Monday, December 28, 2020

How to help our patients titrate stress to perform better

Yerkes Dodson Law dreamstime.com

In counseling, one of the most important concepts and ideas we use to psycho educate our patients is this stress curve. There is an optimal amount of stress for any given context. That’s where it’s difficult. How can we titrate it?

Too little stress and we are not performing. Too much, and we run the risk of burning out. Stress and anxiety is not bad. What’s “bad” is our inability to titrate that stress effectively for any given situation. That’s where the struggle is.

I don’t think we as humans have evolved to do this well as yet. So what can we do in the meantime to improve our situation?

1 Medication or a chemical solution to help us titrate. The problem for this is that it’s hard to get the titration right. It’s not as if we can measure stress objectively like BSL, and give the right dose of a drug like SSRI for any given situation. We are very far away from having a “SSRI pump” (like an insulin pump) aren’t we?

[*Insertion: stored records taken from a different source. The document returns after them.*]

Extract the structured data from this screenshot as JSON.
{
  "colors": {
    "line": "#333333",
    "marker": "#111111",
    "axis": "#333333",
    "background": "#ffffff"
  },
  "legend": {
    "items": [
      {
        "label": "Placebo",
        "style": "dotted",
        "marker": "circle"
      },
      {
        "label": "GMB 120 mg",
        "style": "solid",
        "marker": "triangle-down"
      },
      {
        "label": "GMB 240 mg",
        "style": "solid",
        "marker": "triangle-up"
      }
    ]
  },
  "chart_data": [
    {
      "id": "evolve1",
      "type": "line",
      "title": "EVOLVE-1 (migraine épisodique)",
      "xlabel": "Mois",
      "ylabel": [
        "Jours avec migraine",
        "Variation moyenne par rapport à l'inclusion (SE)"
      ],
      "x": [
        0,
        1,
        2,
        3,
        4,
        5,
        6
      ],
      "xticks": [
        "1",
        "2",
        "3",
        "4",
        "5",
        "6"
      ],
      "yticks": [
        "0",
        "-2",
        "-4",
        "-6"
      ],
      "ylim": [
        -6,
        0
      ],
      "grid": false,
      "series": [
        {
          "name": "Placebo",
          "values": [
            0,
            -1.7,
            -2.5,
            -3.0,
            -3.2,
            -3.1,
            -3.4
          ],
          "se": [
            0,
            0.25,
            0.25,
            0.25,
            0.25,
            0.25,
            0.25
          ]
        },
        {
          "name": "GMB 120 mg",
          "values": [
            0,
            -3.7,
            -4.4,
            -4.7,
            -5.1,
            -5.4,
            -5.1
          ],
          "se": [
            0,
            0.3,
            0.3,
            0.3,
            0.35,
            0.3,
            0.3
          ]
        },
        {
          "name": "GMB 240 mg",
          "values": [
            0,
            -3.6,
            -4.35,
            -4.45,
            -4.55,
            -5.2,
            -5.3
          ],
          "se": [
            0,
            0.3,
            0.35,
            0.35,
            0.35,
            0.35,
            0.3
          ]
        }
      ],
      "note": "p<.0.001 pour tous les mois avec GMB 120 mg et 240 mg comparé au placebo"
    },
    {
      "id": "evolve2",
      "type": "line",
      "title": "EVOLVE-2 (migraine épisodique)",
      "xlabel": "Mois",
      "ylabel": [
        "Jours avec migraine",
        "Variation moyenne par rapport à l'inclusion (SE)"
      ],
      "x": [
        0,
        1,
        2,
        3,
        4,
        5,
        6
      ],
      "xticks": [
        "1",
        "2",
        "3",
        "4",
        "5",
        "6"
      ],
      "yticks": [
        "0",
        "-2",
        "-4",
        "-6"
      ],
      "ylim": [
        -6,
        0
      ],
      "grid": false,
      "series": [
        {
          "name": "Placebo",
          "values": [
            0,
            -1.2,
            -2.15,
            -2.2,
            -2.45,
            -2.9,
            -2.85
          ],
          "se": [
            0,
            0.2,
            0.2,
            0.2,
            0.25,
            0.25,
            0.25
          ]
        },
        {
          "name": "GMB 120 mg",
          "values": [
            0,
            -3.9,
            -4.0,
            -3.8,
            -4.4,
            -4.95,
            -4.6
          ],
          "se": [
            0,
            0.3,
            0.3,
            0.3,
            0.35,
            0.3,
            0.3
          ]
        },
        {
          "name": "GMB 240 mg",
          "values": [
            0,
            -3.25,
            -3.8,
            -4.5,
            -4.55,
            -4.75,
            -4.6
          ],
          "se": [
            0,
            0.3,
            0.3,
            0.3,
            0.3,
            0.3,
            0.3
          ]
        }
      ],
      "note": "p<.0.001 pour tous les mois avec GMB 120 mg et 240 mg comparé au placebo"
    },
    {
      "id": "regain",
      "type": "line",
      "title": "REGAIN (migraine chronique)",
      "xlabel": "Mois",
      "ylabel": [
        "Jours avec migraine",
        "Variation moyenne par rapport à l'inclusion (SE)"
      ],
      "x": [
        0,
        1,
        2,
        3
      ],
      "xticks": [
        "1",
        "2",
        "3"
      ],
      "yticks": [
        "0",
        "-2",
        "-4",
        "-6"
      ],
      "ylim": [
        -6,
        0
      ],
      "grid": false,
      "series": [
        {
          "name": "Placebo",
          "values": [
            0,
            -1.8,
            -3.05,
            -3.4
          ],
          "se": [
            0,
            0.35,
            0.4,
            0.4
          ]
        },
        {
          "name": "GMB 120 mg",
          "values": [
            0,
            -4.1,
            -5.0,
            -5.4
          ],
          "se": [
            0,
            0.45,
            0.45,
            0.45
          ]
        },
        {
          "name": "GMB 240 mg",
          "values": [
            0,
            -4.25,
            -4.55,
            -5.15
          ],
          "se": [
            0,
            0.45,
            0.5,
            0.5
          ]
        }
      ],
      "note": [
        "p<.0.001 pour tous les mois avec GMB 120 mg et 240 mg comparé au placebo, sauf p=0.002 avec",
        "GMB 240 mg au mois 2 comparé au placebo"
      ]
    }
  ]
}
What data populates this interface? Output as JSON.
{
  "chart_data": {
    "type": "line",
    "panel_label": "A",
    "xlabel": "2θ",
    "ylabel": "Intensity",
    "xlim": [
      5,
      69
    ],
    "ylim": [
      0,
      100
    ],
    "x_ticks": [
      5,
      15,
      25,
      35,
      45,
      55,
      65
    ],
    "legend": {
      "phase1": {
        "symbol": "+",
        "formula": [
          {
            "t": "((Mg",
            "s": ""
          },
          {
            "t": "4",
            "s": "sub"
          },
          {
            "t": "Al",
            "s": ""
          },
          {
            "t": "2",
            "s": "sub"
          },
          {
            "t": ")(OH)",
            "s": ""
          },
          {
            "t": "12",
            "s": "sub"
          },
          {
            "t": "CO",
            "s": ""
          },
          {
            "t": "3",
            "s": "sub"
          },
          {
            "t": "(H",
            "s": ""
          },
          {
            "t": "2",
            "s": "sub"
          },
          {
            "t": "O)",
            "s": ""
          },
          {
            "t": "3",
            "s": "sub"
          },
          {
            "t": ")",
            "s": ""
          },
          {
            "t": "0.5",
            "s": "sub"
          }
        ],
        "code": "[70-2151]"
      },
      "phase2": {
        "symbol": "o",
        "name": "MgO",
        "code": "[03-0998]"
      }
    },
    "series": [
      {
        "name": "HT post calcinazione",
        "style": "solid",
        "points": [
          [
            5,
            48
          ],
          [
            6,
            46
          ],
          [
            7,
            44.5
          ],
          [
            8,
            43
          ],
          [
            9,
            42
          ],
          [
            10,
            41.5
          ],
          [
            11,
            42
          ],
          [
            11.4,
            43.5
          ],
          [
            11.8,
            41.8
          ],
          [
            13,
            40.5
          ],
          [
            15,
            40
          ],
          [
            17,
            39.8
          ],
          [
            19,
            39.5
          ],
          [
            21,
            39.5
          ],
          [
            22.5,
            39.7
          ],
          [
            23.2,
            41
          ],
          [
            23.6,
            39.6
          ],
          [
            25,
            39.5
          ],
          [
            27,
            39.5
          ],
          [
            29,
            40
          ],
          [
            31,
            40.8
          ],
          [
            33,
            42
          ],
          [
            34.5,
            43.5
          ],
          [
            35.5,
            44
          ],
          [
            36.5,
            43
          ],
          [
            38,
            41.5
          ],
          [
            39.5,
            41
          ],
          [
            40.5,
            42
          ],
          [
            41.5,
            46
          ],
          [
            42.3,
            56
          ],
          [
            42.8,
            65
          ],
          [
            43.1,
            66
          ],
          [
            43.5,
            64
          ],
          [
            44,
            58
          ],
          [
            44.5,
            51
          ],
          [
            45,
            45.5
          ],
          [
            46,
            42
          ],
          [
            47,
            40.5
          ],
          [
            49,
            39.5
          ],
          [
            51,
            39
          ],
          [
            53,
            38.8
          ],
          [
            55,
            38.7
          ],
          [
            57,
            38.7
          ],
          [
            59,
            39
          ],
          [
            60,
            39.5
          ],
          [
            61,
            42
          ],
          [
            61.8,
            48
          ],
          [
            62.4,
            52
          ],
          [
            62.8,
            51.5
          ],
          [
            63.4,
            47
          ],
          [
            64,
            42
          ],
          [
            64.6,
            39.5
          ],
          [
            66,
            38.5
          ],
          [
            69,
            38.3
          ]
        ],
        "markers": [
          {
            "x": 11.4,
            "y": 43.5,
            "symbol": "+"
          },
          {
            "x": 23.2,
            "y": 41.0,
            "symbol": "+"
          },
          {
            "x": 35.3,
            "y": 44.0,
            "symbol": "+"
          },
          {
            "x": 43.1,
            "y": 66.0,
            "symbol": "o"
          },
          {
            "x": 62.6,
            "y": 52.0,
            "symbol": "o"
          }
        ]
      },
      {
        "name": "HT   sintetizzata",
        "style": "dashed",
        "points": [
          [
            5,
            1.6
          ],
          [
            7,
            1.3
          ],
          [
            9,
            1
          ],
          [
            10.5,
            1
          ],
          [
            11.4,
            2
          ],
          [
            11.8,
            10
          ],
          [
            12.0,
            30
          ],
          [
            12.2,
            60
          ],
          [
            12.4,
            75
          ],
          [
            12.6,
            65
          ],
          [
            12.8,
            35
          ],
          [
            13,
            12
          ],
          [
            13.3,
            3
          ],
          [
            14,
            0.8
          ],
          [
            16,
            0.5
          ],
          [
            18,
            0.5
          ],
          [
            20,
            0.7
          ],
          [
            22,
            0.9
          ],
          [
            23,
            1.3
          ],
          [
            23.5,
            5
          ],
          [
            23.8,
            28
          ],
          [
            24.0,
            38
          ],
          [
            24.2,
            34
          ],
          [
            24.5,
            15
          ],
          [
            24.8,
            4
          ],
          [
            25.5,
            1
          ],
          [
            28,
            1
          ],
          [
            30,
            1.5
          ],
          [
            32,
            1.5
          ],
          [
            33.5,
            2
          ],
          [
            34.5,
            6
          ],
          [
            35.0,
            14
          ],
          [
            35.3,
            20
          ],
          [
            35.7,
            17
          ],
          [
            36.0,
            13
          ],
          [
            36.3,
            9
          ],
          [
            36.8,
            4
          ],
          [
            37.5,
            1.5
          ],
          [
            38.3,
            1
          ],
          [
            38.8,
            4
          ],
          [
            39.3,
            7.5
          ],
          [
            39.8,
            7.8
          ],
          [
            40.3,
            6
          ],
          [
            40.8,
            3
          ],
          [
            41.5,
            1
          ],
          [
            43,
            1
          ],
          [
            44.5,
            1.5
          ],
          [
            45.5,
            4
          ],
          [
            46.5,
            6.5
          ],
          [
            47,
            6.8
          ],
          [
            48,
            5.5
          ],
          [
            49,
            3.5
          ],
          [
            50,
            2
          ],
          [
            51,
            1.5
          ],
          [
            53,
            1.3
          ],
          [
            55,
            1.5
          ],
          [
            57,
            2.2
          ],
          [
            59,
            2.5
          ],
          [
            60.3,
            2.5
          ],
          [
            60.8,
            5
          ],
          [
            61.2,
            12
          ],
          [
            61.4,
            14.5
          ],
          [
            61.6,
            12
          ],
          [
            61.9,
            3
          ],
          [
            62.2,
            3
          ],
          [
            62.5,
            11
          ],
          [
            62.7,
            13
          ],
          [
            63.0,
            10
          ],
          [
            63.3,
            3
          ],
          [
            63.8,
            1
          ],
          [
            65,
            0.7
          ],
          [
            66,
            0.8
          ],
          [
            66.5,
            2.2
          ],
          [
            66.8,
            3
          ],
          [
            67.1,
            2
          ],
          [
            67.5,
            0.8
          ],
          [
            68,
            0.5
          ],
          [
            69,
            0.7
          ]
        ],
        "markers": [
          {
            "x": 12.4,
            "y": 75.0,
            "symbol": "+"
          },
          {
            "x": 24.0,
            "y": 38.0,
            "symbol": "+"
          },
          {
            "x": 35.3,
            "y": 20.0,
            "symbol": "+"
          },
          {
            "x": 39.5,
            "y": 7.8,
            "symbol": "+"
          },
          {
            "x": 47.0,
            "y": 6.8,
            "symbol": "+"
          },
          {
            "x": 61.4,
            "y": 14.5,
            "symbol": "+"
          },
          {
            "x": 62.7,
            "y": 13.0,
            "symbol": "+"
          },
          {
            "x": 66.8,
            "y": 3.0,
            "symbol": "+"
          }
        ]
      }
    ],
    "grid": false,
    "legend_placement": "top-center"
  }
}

2 Have better emotional literacy and awareness around the level of fusion, defusion, and detachment from our thoughts and feelings.

The more we fused with our thoughts and feelings, the more stress and urge to act we have with those thoughts and feelings. The more detached we are from our thoughts and feelings, the less stress and urge to act we have with those thoughts and feelings. It’s certainly not an easy thing to do, but that’s the “goal posts”.